One death and 43 cases associated with dengue have been reported as of today, the Ministry of Health (MoH) stated in a press release, but assured that the situation is under control, despite several neighbouring countries reporting increased dengue fever cases.
The MoH also shared that number of current cases shows a slight decrease compared to 2019 where 69 cases were reported during the same period, and added that they will continue to monitor the situation and inform the public of any developments if necessary.
Dengue is a female Aedes mosquito-borne disease caused by a dengue virus infection. Dengue fever symptoms will begin three to 14 days after the mosquito bite and lasts for two to seven days.
The symptoms include sudden and persistent fever, muscle ache and the lack of energy. The infection with the dengue virus can also sometimes cause more severe symptoms including bleeding and death, known as Dengue Haemorrhagic Fever (DHF).
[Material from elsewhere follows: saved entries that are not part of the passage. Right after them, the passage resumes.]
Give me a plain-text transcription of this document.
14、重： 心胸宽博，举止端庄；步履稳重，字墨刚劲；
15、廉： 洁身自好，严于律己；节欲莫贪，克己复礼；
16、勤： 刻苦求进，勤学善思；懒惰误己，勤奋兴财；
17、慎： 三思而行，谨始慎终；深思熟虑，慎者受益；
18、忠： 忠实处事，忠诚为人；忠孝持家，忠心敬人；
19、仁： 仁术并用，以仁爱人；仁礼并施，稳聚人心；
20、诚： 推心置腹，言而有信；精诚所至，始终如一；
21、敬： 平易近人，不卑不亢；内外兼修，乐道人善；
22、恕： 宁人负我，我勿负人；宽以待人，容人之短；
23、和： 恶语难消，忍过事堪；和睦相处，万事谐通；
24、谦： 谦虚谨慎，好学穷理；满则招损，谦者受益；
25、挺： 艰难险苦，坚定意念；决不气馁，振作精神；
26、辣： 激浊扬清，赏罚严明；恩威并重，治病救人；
Four types of serotype dengue virus have been identified (DEN1, 2, 3 and 4). A person infected with one of the serotypes of the dengue virus and subsequently infected by another serotype increases their risk of getting DHF.
Aedes mosquitos can be found in most places in Brunei Darussalam. It can easily breed in water reservoirs either indoors or outdoors such as flower pots, clogged drains, plastic bottles and tyres used as landscape compositions; in places where water reservoirs are not tightly closed such as water tanks, buckets, vases (tajau) and the like; as well as garbage that can hold water such as empty cans, abandoned tyres and food containers.
Dengue has no specific treatment. Treatment is more focussed on supportive treatment to relieve symptoms of infection as well as close monitoring in hospital, if needed.